Data BI justru menunjukkan bahwa nilai cadangan emas meningkat sejalan dengan kenaikan harga emas global. Pada Agustus 2025, nilai emas dalam cadangan devisa mencapai 8,81 miliar dolar AS, naik 24,77 persen dibandingkan posisi Januari 2025 yang sebesar 7,06 miliar dolar AS. Kenaikan ini konsisten dengan lonjakan harga emas dunia sebesar 23,31 persen pada periode yang sama.

Pandangan Ekonom: Ada yang Salah dengan Data IMF
Kepala Ekonom BCA David Sumual meragukan laporan WGC yang bersumber dari IMF. Menurutnya, data yang tercatat di SDDS, yang merupakan hasil kolaborasi BI dan IMF sendiri, lebih akurat.
“Kalau SDDS, itu data konfirmasi langsung dari BI dan IMF. Jadi agak janggal kalau WGC bilang BI menjual emas. Justru banyak negara sekarang menambah porsi emas sebagai bagian diversifikasi cadangan devisa,” kata David.

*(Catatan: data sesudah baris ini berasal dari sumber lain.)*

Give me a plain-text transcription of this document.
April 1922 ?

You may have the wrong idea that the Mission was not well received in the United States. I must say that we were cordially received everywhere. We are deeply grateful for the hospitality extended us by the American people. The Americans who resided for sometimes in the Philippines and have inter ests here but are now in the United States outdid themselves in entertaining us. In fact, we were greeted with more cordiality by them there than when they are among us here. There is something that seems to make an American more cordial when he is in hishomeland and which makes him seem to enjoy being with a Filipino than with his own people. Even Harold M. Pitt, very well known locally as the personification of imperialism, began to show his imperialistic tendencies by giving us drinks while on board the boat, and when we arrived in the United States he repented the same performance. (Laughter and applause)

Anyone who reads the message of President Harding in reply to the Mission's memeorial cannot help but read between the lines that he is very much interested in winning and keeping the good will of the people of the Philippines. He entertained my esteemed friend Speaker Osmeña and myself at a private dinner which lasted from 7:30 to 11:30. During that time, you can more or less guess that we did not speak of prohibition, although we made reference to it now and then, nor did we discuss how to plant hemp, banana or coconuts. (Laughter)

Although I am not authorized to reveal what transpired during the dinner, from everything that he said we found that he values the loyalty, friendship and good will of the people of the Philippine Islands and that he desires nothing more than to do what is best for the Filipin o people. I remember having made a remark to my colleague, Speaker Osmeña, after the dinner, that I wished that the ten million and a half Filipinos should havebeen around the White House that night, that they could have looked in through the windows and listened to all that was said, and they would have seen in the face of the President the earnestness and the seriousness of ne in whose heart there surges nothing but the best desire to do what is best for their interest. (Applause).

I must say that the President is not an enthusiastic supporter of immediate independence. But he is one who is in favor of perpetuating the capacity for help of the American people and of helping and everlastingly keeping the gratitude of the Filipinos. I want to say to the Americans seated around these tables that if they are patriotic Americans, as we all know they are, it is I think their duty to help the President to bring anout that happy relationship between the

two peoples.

Ia menjelaskan bahwa sejak pandemi Covid-19, banyak bank sentral, terutama China, memperbesar cadangan emasnya untuk melindungi nilai aset dari volatilitas dolar AS dan ketidakpastian global.
Apakah Wajar Jika Bank Sentral Menjual Emas?
Menurut Guru Besar Fakultas Ekonomi dan Bisnis Universitas Indonesia, Telisa Aulia Falianty, menjual emas bukan hal tabu bagi bank sentral. Penjualan bisa dilakukan sebagai langkah efisiensi atau rebalancing portofolio cadangan devisa.
“Kalau dijual dan ada keuntungan, hasilnya bisa dikonversi menjadi aset lain seperti dolar AS atau digunakan untuk membeli obligasi global,” ujar Telisa.
Senada, Kepala Pusat Makroekonomi dan Keuangan Indef, M. Rizal Taufikurahman, menegaskan bahwa penjualan emas dalam konteks kebijakan moneter modern bersifat taktis, bukan strategis.
“Penjualan dilakukan untuk menjaga likuiditas atau memenuhi kebutuhan intervensi valuta asing di tengah tekanan eksternal. Tidak untuk mencari keuntungan jangka pendek,” katanya.
Ia mencontohkan, Rusia dan Turki pernah menjual sebagian cadangan emasnya untuk mendukung program domestik seperti pencetakan koin dan penyesuaian neraca keuangan pemerintah.
Namun Rizal mengingatkan, jika kebijakan seperti ini tidak dikomunikasikan dengan baik, bisa menimbulkan spekulasi pasar dan melemahkan rupiah. Karena itu, transparansi menjadi penting agar langkah BI tidak disalahartikan.
![]()
Harga Emas Dunia dan Dampaknya ke Indonesia
Harga emas global melonjak tajam sepanjang 2025. Per September, harga emas dunia mencapai lebih dari 3.800 dolar AS per troy ounce, rekor tertinggi sepanjang sejarah. Dalam rupiah, harga emas naik 51,69 persen secara tahunan akibat depresiasi kurs.
Di dalam negeri, kebijakan BI memangkas suku bunga menjadi 4,75 persen ikut meningkatkan minat masyarakat membeli emas. Data WGC menunjukkan permintaan emas di Indonesia naik 20,87 persen pada paruh pertama 2025, didominasi pembelian emas batangan.
Direktur Utama PT Hartadinata Abadi Tbk, Sandra Sunanto, menyebut fenomena ini sebagai momentum bagi investor. “Harga emas dunia menjadi pengingat bahwa emas adalah aset paling tahan terhadap gejolak global,” ujarnya.
Data Resmi BI Masih Konsisten
Perbandingan antara data IMF dan BI menunjukkan perbedaan metodologi pelaporan. Berdasarkan catatan resmi SDDS dan pernyataan BI, nilai cadangan emas Indonesia tidak menurun, tetapi justru meningkat sejalan dengan tren harga emas dunia.
Dengan demikian, tuduhan bahwa BI menjual emas 11 ton tampak tidak berdasar. Sampai saat ini, tidak ada bukti kuat yang menunjukkan transaksi penjualan tersebut benar terjadi.
Cadangan emas BI tetap menjadi bagian dari strategi stabilitas moneter nasional, bukan instrumen spekulatif. Dalam konteks global, langkah BI menjaga porsi emas menunjukkan kehati-hatian dalam mengelola devisa, di tengah fluktuasi ekonomi dan tekanan nilai tukar dunia.